Pukulan Viel mengenai hidung pelajar tersebut, membuat pelajar itu terjengkang ke belakang hingga kepalanya membentur tembok dengan cukup keras dan jatuh tersungkur dengan hidung berdarah. Sementara pelajar yang satu lagi memandangi Viel dengan tatapan yang seolah berkata ‘Kubunuh kau’.

Viel segera berlari menuju pintu samping, namun berhasil dicegat oleh pelajar itu yang segera mendaratkan lututnya di perut Viel. Viel kembali terjatuh berlutut, memuntahkan darah dari mulutnya. Namun pelajar itu tak memberi kesempatan bernafas pada Viel, dihajarkan lututnya lagi, kali ini ke wajah Viel. Viel terjerembab ke belakang, memuncratkan darah dari hidung dan pelipisnya.
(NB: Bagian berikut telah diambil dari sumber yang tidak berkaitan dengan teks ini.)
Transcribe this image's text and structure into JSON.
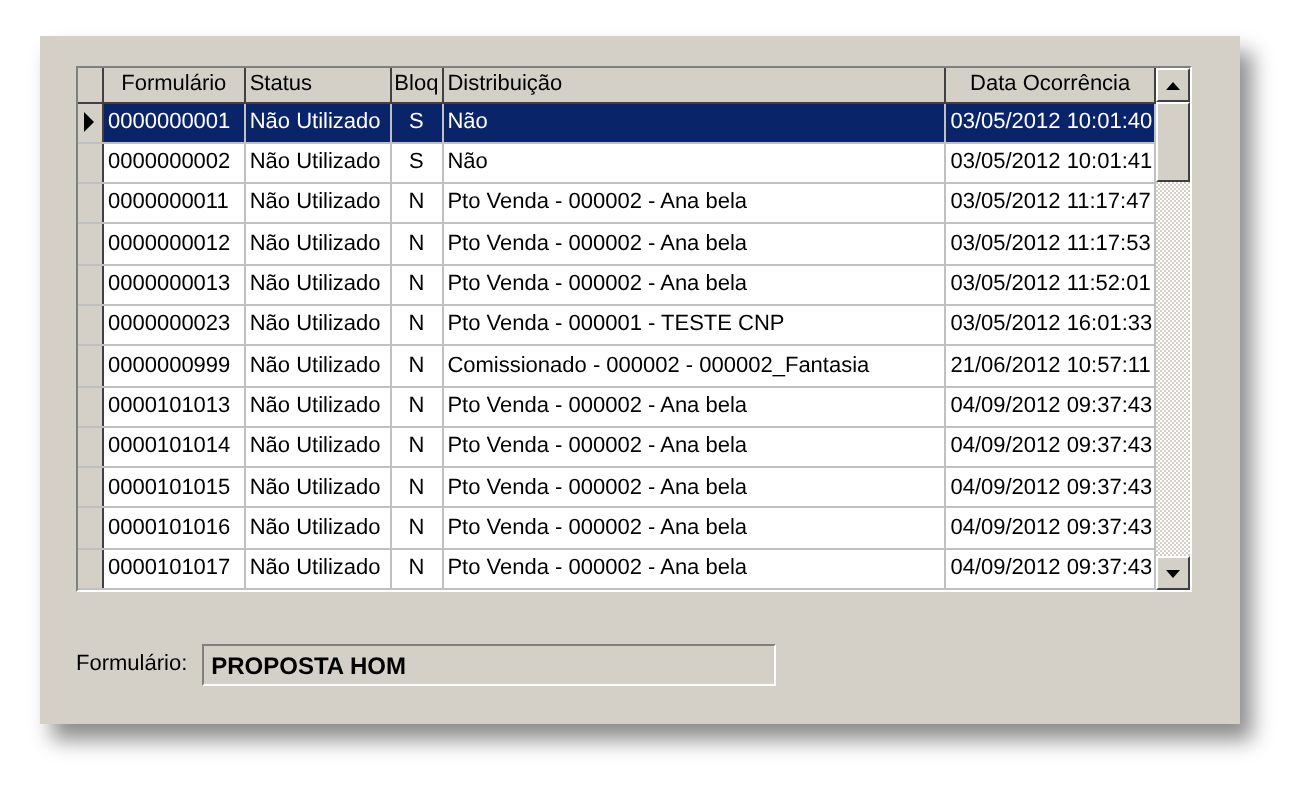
{
  "table": {
    "columns": [
      "Formulário",
      "Status",
      "Bloq",
      "Distribuição",
      "Data Ocorrência"
    ],
    "rows": [
      {
        "selected": true,
        "cells": [
          "0000000001",
          "Não Utilizado",
          "S",
          "Não",
          "03/05/2012 10:01:40"
        ]
      },
      {
        "selected": false,
        "cells": [
          "0000000002",
          "Não Utilizado",
          "S",
          "Não",
          "03/05/2012 10:01:41"
        ]
      },
      {
        "selected": false,
        "cells": [
          "0000000011",
          "Não Utilizado",
          "N",
          "Pto Venda - 000002 - Ana bela",
          "03/05/2012 11:17:47"
        ]
      },
      {
        "selected": false,
        "cells": [
          "0000000012",
          "Não Utilizado",
          "N",
          "Pto Venda - 000002 - Ana bela",
          "03/05/2012 11:17:53"
        ]
      },
      {
        "selected": false,
        "cells": [
          "0000000013",
          "Não Utilizado",
          "N",
          "Pto Venda - 000002 - Ana bela",
          "03/05/2012 11:52:01"
        ]
      },
      {
        "selected": false,
        "cells": [
          "0000000023",
          "Não Utilizado",
          "N",
          "Pto Venda - 000001 - TESTE CNP",
          "03/05/2012 16:01:33"
        ]
      },
      {
        "selected": false,
        "cells": [
          "0000000999",
          "Não Utilizado",
          "N",
          "Comissionado - 000002 - 000002_Fantasia",
          "21/06/2012 10:57:11"
        ]
      },
      {
        "selected": false,
        "cells": [
          "0000101013",
          "Não Utilizado",
          "N",
          "Pto Venda - 000002 - Ana bela",
          "04/09/2012 09:37:43"
        ]
      },
      {
        "selected": false,
        "cells": [
          "0000101014",
          "Não Utilizado",
          "N",
          "Pto Venda - 000002 - Ana bela",
          "04/09/2012 09:37:43"
        ]
      },
      {
        "selected": false,
        "cells": [
          "0000101015",
          "Não Utilizado",
          "N",
          "Pto Venda - 000002 - Ana bela",
          "04/09/2012 09:37:43"
        ]
      },
      {
        "selected": false,
        "cells": [
          "0000101016",
          "Não Utilizado",
          "N",
          "Pto Venda - 000002 - Ana bela",
          "04/09/2012 09:37:43"
        ]
      },
      {
        "selected": false,
        "cells": [
          "0000101017",
          "Não Utilizado",
          "N",
          "Pto Venda - 000002 - Ana bela",
          "04/09/2012 09:37:43"
        ]
      }
    ]
  },
  "field": {
    "label": "Formulário:",
    "value": "PROPOSTA HOM"
  }
}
Pelajar itu mendekati Viel, berdiri di atas Viel yang jatuh telentang. Kemudian pelajar itu membungkuk dan meraih kaos Viel. Saat itu juga, tangan Viel menemukan sesuatu yang langsung dihajarkannya ke kepala pelajar itu. Pelajar itu langsung ambruk ke samping dengan memegangi kepalanya yang dihajar Viel dan mengerang keras. Viel segera bangkit, mengambil kunci dan membuka kunci pintu samping, kemudian berjalan keluar dengan sempoyongan sambil menahan sakit di perutnya.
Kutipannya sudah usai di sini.